Polaroid: Saying Goodbye
Polaroid cameras and film have been an integral part of my life and studio practice for almost a decade now. As you may be aware, in late 2008 Polaroid stopped production on their classic instant film. Upon learning of this, I bought a stockpile and have since then been buying film from second hand sources like Ebay. As the years went on, film expired and dwindled in numbers.
At first shooting expired film was exciting - it was like each shot was both a photograph and a painting. Part of the joy of Polaroids is the fact that they cannot be edited - it is a "genuine" capture of a moment, framed in white. As film quality deteriorated, there would be unexpected color variation or distortion, usually for the best. More time passed, and finding a viable pack of film was akin to being a sommelier. Certain years were better than others (2008 being the pinnacle of quality and reliability), and my film was religiously refrigerated to stem decay.

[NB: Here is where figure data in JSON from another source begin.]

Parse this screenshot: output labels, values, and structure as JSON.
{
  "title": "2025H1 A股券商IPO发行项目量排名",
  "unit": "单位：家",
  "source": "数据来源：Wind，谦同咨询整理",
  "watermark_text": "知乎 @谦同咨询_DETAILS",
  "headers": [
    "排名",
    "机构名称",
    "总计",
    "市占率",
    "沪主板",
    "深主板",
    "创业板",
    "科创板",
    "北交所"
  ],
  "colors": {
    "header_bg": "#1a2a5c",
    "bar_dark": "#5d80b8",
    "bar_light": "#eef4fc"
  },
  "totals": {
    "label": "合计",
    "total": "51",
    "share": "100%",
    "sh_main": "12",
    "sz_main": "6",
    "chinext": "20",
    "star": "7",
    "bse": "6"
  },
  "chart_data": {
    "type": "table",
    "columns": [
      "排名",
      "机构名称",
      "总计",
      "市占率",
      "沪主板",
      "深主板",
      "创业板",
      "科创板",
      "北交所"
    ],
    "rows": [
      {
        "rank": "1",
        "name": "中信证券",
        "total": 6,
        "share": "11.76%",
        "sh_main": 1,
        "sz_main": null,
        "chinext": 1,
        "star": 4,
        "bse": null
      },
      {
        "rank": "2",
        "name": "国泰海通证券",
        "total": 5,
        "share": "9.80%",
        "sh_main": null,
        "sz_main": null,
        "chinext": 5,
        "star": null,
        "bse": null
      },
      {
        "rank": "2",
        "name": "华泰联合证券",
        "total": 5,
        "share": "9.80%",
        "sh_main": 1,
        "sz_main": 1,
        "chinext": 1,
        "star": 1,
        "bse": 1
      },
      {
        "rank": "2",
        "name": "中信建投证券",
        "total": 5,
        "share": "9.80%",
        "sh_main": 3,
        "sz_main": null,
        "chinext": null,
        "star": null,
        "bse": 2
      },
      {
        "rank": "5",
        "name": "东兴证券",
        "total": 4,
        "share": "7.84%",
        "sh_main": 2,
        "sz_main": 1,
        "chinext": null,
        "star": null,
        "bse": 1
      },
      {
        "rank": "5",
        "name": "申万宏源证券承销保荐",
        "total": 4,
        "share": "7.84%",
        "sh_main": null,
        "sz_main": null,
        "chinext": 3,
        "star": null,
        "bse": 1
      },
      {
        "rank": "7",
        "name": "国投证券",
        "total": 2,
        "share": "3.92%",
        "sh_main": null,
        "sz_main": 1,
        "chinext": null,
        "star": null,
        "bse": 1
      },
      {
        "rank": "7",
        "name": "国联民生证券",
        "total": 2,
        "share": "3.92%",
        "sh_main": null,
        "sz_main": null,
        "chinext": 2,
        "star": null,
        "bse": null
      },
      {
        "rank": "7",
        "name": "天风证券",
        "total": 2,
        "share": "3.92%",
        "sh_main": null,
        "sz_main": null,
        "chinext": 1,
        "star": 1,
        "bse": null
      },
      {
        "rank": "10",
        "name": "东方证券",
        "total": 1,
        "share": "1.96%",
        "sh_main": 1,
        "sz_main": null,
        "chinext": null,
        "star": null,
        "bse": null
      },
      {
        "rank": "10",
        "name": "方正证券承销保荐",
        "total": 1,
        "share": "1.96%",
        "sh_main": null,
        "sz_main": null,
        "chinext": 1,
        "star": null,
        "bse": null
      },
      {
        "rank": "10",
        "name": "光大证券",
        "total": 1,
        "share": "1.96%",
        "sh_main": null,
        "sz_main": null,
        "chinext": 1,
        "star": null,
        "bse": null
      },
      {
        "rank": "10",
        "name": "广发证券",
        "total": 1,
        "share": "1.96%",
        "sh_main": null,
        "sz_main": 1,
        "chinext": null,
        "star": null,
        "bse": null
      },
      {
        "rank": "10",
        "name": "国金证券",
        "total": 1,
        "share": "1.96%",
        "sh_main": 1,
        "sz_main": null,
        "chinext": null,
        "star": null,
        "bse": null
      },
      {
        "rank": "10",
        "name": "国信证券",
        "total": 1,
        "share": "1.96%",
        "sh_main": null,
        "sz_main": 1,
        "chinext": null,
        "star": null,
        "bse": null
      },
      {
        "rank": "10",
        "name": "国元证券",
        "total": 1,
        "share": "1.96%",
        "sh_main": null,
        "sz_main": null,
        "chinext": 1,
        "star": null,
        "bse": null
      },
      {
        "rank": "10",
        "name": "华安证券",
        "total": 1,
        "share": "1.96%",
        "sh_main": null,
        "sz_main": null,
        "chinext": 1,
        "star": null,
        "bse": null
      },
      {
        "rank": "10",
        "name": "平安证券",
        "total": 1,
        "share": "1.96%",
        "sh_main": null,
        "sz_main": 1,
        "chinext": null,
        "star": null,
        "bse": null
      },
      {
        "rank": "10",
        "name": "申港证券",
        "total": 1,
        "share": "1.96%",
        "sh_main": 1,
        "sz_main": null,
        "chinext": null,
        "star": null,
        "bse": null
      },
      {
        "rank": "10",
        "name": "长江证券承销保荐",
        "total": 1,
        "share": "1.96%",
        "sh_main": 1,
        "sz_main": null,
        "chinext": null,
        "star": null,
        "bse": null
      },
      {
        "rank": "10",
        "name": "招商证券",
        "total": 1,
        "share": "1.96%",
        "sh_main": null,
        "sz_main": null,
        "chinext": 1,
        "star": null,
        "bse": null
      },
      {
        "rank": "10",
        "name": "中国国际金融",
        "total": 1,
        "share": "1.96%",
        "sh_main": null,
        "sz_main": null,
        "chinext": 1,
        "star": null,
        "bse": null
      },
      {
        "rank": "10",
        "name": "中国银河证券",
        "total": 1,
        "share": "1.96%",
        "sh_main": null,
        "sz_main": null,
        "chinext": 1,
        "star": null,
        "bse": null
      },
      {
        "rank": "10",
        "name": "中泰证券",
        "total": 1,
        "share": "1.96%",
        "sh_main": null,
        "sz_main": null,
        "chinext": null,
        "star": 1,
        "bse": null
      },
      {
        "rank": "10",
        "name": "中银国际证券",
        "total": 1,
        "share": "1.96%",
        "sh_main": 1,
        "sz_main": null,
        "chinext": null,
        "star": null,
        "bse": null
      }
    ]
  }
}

Unfortunately, I was not the only Polaroid enthusiast to learn this, and costs for the deadstock film skyrocketed. Asking prices alone started at 200-250% higher than the in-store costs of yesteryear - and that's not factoring in the last minute Ebay bidding war costs! Still, I saved up, I purchased strategically, I stockpiled. The psychological impact of all this took a toll on how I shot. Frames became more precious, more contemplative.
A side by side: on the left, film shot in 2008. On the right, film shot in 2015
Now, almost eight years after production at Polaroid factories has ceased - so will my relationship with Polaroid. Even my premier vintage packs, chilled and savored are worthless. Image quality has fallen away, there is almost no contrast in the images - and most don't fire properly at all. I knew this day was coming, and I have one pack left.
My very last pack of film.
There is a light at the end of the tunnel however. New forms of instant film exist! The Impossible Project has purchased, researched and renovated an old Polaroid factory in the Netherlands, and they are producing film again with their own recipe. The film will work in old Polaroid Cameras, or their own brand new model. Fuji has also taken on the instant film challenge and manufactures two different formats for use specifically in their Instax cameras.
I had played around with the Impossible Project products, but their film didn't quite match my desired palette, so I had assumed my instant film days were finite. However, while visiting the Pulse Art Fair as part of Miami Basel, I came across the work of Ryan James McFarland. A large grid of horizontal formatted instant images, all rich in color and tropical themed. It was my first time coming face to face with the Fuji Instax film and I was blown away. I bought one immediately. Having played with it for several months now, I'm still impressed. The narrow horizontal format presents new composition challenges for my previously square-formatted-brain and the colors do not disappoint.
While the Fuji Instax Wide does not carry the same vintage feel, or air of nostalgia as the Polaroid 600, it makes for a great instant camera (with reliable, affordable film!).
My new Fuji Instax Wide and it's film
Thankfully, as my journey with Polaroid comes to an end, I'll be able to take on new projects with Fuji film.